When a loved one dies, especially a parent or other family member, many people find comfort from material objects the person owned. Oddly, it is often the quotidian, commonplace objects that convey the essence of the person – an article of clothing, a note in the person’s handwriting, a tennis racket, a hat. These concrete objects enable us to feel connected to the person. I suspect that Betty has left behind such objects and that they will come to mean more and more in the coming years.
I am here to bear witness to a special kind of concrete object that connects us to Betty, namely, the Church, the Body of Christ. It was in these pews that Betty sat, Sunday after Sunday; at this altar rail where she received Holy Communion; into those offering plates that she placed her envelopes (even that Easter Sunday when she forgot them and got a speeding ticket trying to retrieve them before the Offertory). Is the Church of Jesus Christ: a building? – Yes – and more. An institution? – Yes, and more. Why more? Because the Church is a concrete object unlike any other. All of the other objects are meaningful precisely because she uses them no longer. But the Church is the one concrete reality in which she continues to live.

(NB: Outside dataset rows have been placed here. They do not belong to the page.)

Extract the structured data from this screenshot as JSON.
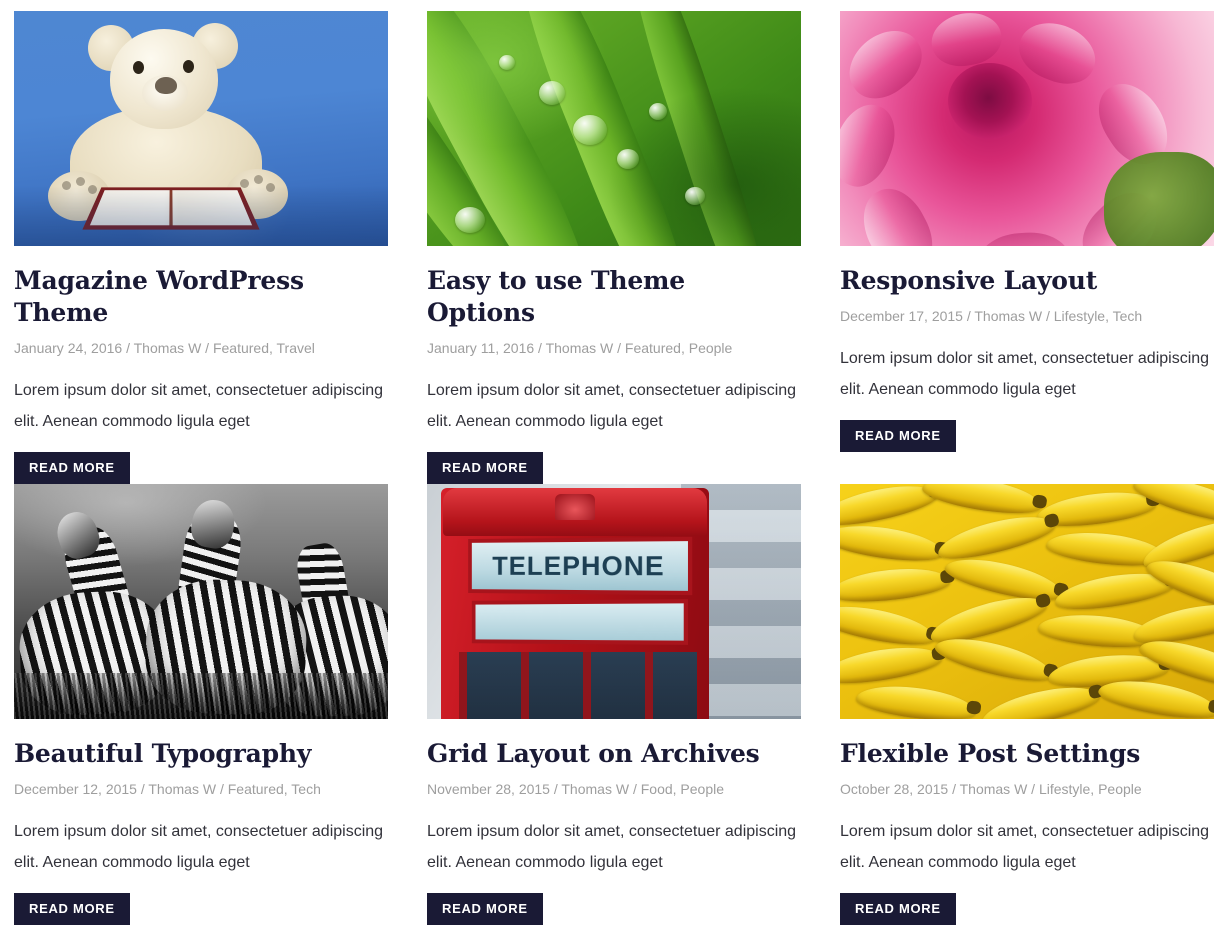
{
  "grid": {
    "columns": 3,
    "accent_color": "#1a1a35",
    "meta_color": "#9e9e9e",
    "body_color": "#32323a",
    "read_more_label": "READ MORE",
    "posts": [
      {
        "id": "magazine-wordpress-theme",
        "title": "Magazine WordPress Theme",
        "date": "January 24, 2016",
        "author": "Thomas W",
        "categories": "Featured, Travel",
        "meta": "January 24, 2016 / Thomas W / Featured, Travel",
        "excerpt": "Lorem ipsum dolor sit amet, consectetuer adipiscing elit. Aenean commodo ligula eget",
        "read_more": "READ MORE",
        "image_alt": "white teddy bear reading a book on a blue blanket"
      },
      {
        "id": "easy-to-use-theme-options",
        "title": "Easy to use Theme Options",
        "date": "January 11, 2016",
        "author": "Thomas W",
        "categories": "Featured, People",
        "meta": "January 11, 2016 / Thomas W / Featured, People",
        "excerpt": "Lorem ipsum dolor sit amet, consectetuer adipiscing elit. Aenean commodo ligula eget",
        "read_more": "READ MORE",
        "image_alt": "green grass blades with water droplets"
      },
      {
        "id": "responsive-layout",
        "title": "Responsive Layout",
        "date": "December 17, 2015",
        "author": "Thomas W",
        "categories": "Lifestyle, Tech",
        "meta": "December 17, 2015 / Thomas W / Lifestyle, Tech",
        "excerpt": "Lorem ipsum dolor sit amet, consectetuer adipiscing elit. Aenean commodo ligula eget",
        "read_more": "READ MORE",
        "image_alt": "close-up of a pink dahlia flower"
      },
      {
        "id": "beautiful-typography",
        "title": "Beautiful Typography",
        "date": "December 12, 2015",
        "author": "Thomas W",
        "categories": "Featured, Tech",
        "meta": "December 12, 2015 / Thomas W / Featured, Tech",
        "excerpt": "Lorem ipsum dolor sit amet, consectetuer adipiscing elit. Aenean commodo ligula eget",
        "read_more": "READ MORE",
        "image_alt": "black and white photo of three zebras"
      },
      {
        "id": "grid-layout-on-archives",
        "title": "Grid Layout on Archives",
        "date": "November 28, 2015",
        "author": "Thomas W",
        "categories": "Food, People",
        "meta": "November 28, 2015 / Thomas W / Food, People",
        "excerpt": "Lorem ipsum dolor sit amet, consectetuer adipiscing elit. Aenean commodo ligula eget",
        "read_more": "READ MORE",
        "image_alt": "red British telephone box",
        "image_sign_text": "TELEPHONE"
      },
      {
        "id": "flexible-post-settings",
        "title": "Flexible Post Settings",
        "date": "October 28, 2015",
        "author": "Thomas W",
        "categories": "Lifestyle, People",
        "meta": "October 28, 2015 / Thomas W / Lifestyle, People",
        "excerpt": "Lorem ipsum dolor sit amet, consectetuer adipiscing elit. Aenean commodo ligula eget",
        "read_more": "READ MORE",
        "image_alt": "pile of yellow bananas"
      }
    ]
  }
}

The Church, the Body of Christ, is Christ’s continuing presence on earth. If Christian faith means anything at all, it means that the risen Christ is present with the faithful as we gather and with the faithful departed, “who rejoice with us, but upon another shore, and in a greater light, that multitude which no one can number, whose hope was in the Word made flesh, and with whom, in this Lord Jesus, we forevermore are one.”[2]